Acacia
Trees or shrubs. Leaves bipinnate, reduced to phyllodes or rarely absent; stipules 2, deciduous or persistent, small, membranous or rarely spiny. Inflorescences pedunculate or sessile, globular heads or cylindric spikes, arranged singly, in pairs, in racemes in the axils of leaves or phyllodes, or in terminal panicles. Flowers numerous in the heads or spikes, bright golden-yellow to pale creamy-white; bracteoles small, brownish, spathulate or rounded and attached in the middle, sometimes absent; sepals and petals each 4 or 5, free or united; stamens numerous (more than 10), exserted, free, inserted under or just above the base of ovary; style thread-like, exceeding the stamens; ovary sessile or stalked, glabrous or slightly hairy, ovules numerous. Pod variable, linear to oblong, usually dehiscent; seeds oblong, almost orbicular or compressed-ovate, with a thread-like funicle variously folded or encircling the seed and forming an aril.
About 1070 species occurring naturally mainly in Australia, with only 18 species found outside Australia, occurring on islands of the Pacific and Indian Oceans, or in tropical Asia (Maslin 2015). Widely cultivated and many species now weedy in other countries. Acacia is the largest vascular plant genus in Australia.

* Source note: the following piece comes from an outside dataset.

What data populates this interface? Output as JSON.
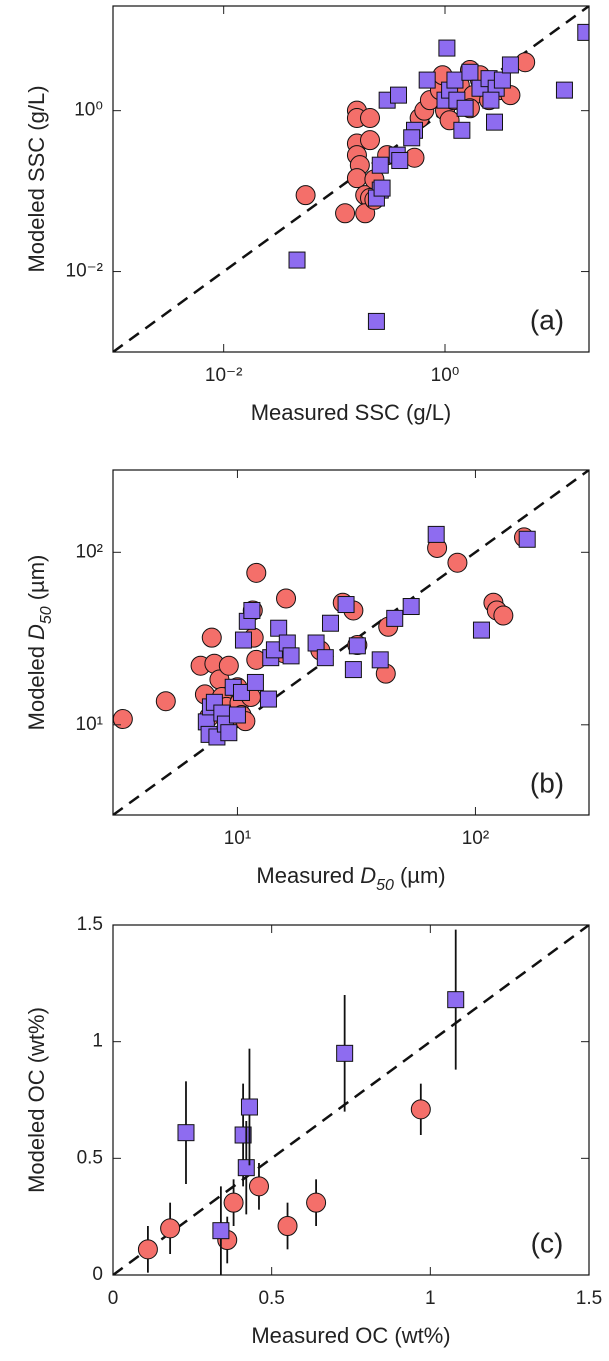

Research on evolutionary relationships of Acacia has shown that, as originally circumscribed, the genus was not a single evolutionary lineage (polyphyletic), and at least five genera were required to be recognised to make each genus monophyletic (i.e. single evolutionary lineages each with a common ancestral species). Although the original type species of Acacia was African, due to the majority of species being Australian, a proposal to conserve the name Acacia against an Australian species (A. penninervis) has been supported (McNeill & Turland 2011). Prior to this, combinations for most Australian species in the genus Racosperma had been made (Pedley 1986), but following the reassignation of the type species for Acacia, Racosperma has been relegated to synonymy.
Entwisle, T.J.; Maslin, B.R.; Cowan, R.S.; Court, A.B. (1996). Mimosaceae. In: Walsh, N.G.; Entwisle, T.J., Flora of Victoria Vol. 3, Dicotyledons Winteraceae to Myrtaceae, pp. 585–658. Inkata Press, Melbourne.